Image: Bebe

Whether it is Cher Horowitz-inspired looks or reissued retro footwear silhouettes, the latter of which are helping brands like Reebok and Vans to post sizable growth, fashion has been carrying a flag for all things nostalgic in recent seasons. This effect is not limited to the runway or Instagram, though; at least one U.S. court is now home to a throwback of its own, a case filed by the once-very-popular mall brand Bebe, the former source of many a mid-2000’s bandage dress.

According to a lawsuit filed last week by BB Brand Holdings, the company that owns Bebe’s intellectual property rights, include the “Bebe” name that was emblazoned on the front of all of those t-shirts in rhinestones back in the day, the 42-year old, California-based womenswear brand is, in fact, still alive and kicking (albeit not in all of its shopping mall-staple, mini dress-selling glory), and it is policing its “world-famous” and “valuable trademark rights.”

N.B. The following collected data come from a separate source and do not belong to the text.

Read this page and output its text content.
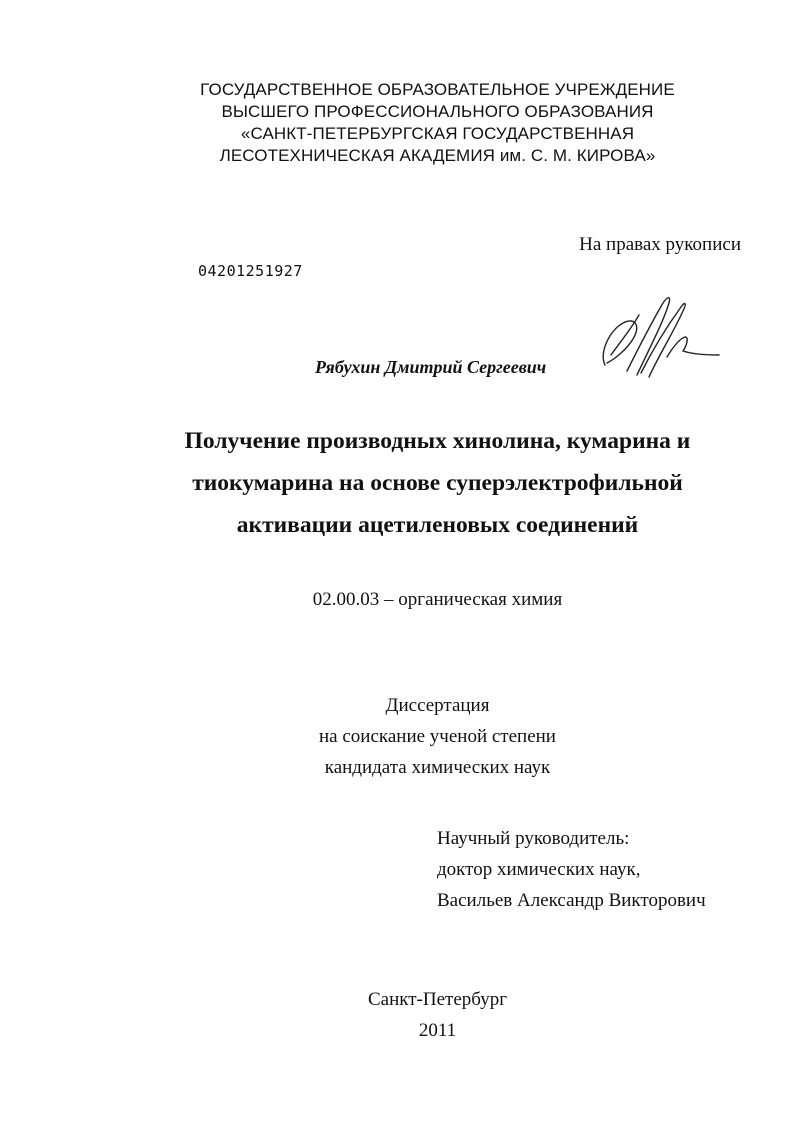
ГОСУДАРСТВЕННОЕ ОБРАЗОВАТЕЛЬНОЕ УЧРЕЖДЕНИЕ
ВЫСШЕГО ПРОФЕССИОНАЛЬНОГО ОБРАЗОВАНИЯ
«САНКТ-ПЕТЕРБУРГСКАЯ ГОСУДАРСТВЕННАЯ
ЛЕСОТЕХНИЧЕСКАЯ АКАДЕМИЯ им. С. М. КИРОВА»
На правах рукописи
04201251927
Рябухин Дмитрий Сергеевич
Получение производных хинолина, кумарина и
тиокумарина на основе суперэлектрофильной
активации ацетиленовых соединений
02.00.03 – органическая химия
Диссертация
на соискание ученой степени
кандидата химических наук
Научный руководитель:
доктор химических наук,
Васильев Александр Викторович
Санкт-Петербург
2011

In the newly-filed trademark and contract case, BB Brand claims that Centric Brands, Inc. – a former licensee tasked with making, marketing, and selling an array of wares under the Bebe name – has gone rogue after the parties “mutually agreed to end their business relationship” late last year. In accordance with their agreement to part ways, Centric was permitted to “sell any remaining inventory of products bearing the [Bebe trademarks]” but only by way of Bebe’s e-commerce site or “the international distributors identified in the [parties] e-commerce license” and only for a specified period of time.

The parties’ agreement required that Centric refrain from selling the Bebe goods to “mass market retailers, mid-tier retailers, dollar stores, and—most importantly here—jobbers or the like,” BB Brand’s complaint states. And more than that, the agreement specified that New York-based Centric Brands – which also holds licenses for Allsaints, BCBG, Herve Leger, Joe’s Joes and Under Armour, among others – “would not use the [Bebe trademarks] for any reason whatsoever (except for in accordance with the sell-off periods) and that any [unauthorized] use would constitute infringement.”

The parties’ formalized breakup appeared to be going well in BB Brand’s eyes until early this month when it learned that Centric “had either sold or offered for sale over 150,000 women’s apparel and accessories products bearing [Bebe] trademarks to [middlemen] in order to resell those products at bargain-basement prices to low-end retailers.” Not only does such behavior by Centric “flagrantly breach [the] termination agreements” entered into by the two companies, it gives rise to instances of trademark infringement and counterfeiting, BB Brand asserts.

According to BB Brand, the sale of goods bearing the Bebe trademark to lower-end retailers will “cause irreparable damage to the goodwill associated with the [Bebe trademarks], including the sophisticated lifestyle evoked by the [marks],” something that BB Brand informed Centric of in a letter on March 4. In the same letter, BB Brand “formally notified [Centric] about its concerns with their possible sale or offering for sale of products bearing the [Bebe trademarks] to jobbers or similar parties,” which Centric has since denied.

In furtherance of its claims of trademark infringement and counterfeiting, unfair competition, and breach of contract, which stem from Centric’s “transparent effort to milk every last dollar out of its failed effort as licensees,” BB Brand is seeking up to $2 million per counterfeit mark per type of goods sold, among other monetary damages.

The suit comes more than a year and a half after BB Brand revealed plans for a Bebe e-commerce revamp after closing up all of the brand’s 180 brick-and-mortar stores in 2017 following years of falling sales and a swiftly diminishing stock value. Since then, relatively little has been made in the mainstream media of the brand’s attempt to win back consumers, as led by Bluestar Alliance, a brand management firm with a sizable stake in Bebe. But, hey, if Marissa Cooper — err Misha Barton — can make an comeback, as she is set to do on MTV’s revamped The Hills this year, Bebe certainly can, too.

* The case is BB Brand Holdings LLC v. Centric Brands Inc. and Centric-Bebe LLC, 1:19-cv-02286 (SDNY).